For reference - I'm almost 50 and I've already played quite a lot of platformers. Back in the 80s and 90s. If this game was released back in the 90s for Amiga... maybe it'd have its place. Now... it feels like playing on nostalgia by doing pseudo-8-bit tunes and low-res graphics (like most of those "indie" titles do). As generic as it can be. Maybe it has some appeal to younger people who want to "try some classic platforming but without all the hassle with actually playing classic platformers". Maybe. For me it was interesting for the first 10-15 screens. Just to see what is gonna happen next. Nothing much happened next. So that's that.
The story was OK. The resolution might have been a little predictable but not ruining the game completely. The graphics fit the mood (even though I usually don't like the "pseudo-retro" style). The music is great and again - fits the game. Great work on that. Overall experience was very positive and I completed the whole game without looking for hints but not finding the game overly easy. On the bad side: 1. The movement is a bit clunky. Especially in that one frustrating timed section. 2. There are some minigames which are not really needed there. Don't add anything important to the game but make it a bit frustrating experience. 3. Timed sequences. 4. Shooting. It's simply annoying. I wanted a point and click game, not some shmup. Luckily the shooting wasn't _that_ bad (I suppose if I set a higher difficulty, could have been more frustrating). And the timed sequences just needed a few tries and save-restore cycles. On the plus side - there don't seem to be points of no return so you can't get irreversibly stuck. Overally - if you like point and click adventures - a nice game to go for.
At first glance the game seems fun - fast paced, nice looking shooter. Then comes the realization that the beginning of the game is actually all there is. True, the enemies are getting harder to kill but it all boils down to repeating the same rooms in a more or less random order and grinding for money to buy skills upgrades. And that's it. Fun for an hour. Then gets boring. It's the modern "replacement" for game design - make it random and call it rogue-lite.
OK. For me there are too many different angles crammed into a single game effectively making the game a chore. Maybe if it didn't have this walking simulator inside the ship whenever you wanted to do something it would be a more interesting game. But with this chore it quickly lost my attention.
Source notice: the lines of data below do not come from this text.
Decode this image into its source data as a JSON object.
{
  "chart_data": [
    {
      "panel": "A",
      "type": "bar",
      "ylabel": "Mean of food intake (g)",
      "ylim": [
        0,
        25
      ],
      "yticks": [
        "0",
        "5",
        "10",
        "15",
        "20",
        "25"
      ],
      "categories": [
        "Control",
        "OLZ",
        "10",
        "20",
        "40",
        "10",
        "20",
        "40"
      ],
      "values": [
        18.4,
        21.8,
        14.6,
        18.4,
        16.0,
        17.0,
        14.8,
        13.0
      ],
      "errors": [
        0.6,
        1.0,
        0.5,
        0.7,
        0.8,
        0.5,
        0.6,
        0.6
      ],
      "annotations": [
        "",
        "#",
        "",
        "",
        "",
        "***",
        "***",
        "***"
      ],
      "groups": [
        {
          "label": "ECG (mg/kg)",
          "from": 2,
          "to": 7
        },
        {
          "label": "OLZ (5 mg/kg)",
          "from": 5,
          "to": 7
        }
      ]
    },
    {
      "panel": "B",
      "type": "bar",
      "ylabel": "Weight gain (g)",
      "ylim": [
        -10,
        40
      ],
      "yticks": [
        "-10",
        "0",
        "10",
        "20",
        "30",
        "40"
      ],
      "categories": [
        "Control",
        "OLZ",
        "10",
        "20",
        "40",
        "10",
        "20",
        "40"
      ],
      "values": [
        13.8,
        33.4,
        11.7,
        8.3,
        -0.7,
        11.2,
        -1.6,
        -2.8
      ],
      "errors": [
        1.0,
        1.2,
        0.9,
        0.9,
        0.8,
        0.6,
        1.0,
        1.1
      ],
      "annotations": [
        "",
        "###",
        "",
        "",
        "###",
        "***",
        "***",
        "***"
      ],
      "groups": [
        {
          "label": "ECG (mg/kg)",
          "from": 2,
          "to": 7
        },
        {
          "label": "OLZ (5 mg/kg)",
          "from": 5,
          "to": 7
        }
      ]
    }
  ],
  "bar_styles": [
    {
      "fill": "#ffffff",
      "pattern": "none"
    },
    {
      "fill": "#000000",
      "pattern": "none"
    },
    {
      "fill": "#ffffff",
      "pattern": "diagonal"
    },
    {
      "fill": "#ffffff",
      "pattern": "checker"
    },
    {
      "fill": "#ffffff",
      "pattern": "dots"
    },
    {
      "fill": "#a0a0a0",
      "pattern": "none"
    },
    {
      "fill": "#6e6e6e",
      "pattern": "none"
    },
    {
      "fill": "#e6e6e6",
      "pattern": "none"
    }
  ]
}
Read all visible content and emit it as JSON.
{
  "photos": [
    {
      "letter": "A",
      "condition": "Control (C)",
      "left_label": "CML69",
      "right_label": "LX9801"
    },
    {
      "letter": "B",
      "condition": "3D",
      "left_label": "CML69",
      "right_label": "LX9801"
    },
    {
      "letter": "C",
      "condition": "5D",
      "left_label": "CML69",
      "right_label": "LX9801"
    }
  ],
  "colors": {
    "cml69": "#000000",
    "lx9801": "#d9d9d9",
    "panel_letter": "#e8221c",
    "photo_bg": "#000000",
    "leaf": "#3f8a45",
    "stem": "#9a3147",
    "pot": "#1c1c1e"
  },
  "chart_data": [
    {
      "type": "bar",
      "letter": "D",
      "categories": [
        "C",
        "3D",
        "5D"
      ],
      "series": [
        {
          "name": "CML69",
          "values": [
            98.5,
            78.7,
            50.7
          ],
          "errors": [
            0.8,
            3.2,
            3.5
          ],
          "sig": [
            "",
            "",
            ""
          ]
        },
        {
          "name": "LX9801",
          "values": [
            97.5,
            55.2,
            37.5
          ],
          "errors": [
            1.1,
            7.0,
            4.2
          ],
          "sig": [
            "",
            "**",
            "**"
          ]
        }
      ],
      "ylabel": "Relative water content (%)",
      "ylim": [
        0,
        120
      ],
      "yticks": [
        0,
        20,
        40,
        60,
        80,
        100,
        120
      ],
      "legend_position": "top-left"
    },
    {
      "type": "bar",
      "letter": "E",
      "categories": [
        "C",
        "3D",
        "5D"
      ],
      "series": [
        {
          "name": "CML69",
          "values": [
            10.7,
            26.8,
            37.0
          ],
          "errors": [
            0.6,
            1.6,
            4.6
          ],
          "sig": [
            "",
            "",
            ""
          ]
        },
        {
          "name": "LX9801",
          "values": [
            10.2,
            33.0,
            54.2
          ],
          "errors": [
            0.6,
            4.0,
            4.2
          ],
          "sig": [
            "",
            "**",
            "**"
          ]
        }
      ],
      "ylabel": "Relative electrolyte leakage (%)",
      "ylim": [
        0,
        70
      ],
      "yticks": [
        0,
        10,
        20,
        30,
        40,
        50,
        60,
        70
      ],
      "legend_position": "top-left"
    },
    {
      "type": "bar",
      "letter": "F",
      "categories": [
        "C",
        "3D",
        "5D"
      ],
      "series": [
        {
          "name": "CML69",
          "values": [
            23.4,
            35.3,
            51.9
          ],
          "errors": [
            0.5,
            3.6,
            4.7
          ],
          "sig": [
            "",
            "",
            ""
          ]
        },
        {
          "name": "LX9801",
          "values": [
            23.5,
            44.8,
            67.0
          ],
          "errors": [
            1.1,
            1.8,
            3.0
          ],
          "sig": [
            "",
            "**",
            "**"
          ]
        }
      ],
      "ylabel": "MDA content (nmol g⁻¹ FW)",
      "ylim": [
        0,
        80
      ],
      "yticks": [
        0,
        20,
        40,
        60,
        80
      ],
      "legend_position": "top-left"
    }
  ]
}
The game looks decent for its age and has a nice soundtrack (although after a few repetitions it becomes quite obvious why those bands didn't get to make a world-wide career). It is a racing game but it's nowhere near a decent one. True, the environment has many destructible objects (no, it's not that the whole world is destructible) but the tracks are made so that you inevitably do destroy those objects - because it's so natural that there are trucks, concrete silos and other objects scattered all over racing tracks - don't you watch rallies and F1? The "physics" model is even worse than in Grid so it's telling something. The "AI" cars will happily crash into you and spin you out or push you into obstacles. You won't really be able to do the same to them. There is a huge amount of rubberbanding. And don't even get me started on "return to track". You lose so much ground and positions with this. It might be fun for an hour or two but then quickly just gets frustrating and annoying.
While it can be me that I simply don't get the "card" games, this one is really overly simple. You play two, three, maybe four missions and that's about it. True, you can get some experience and gain some levels for your characters but it doesn't change much gamewise. Just that you can tackle a bit stronger opponents. But the game itself is just boringly repetitive.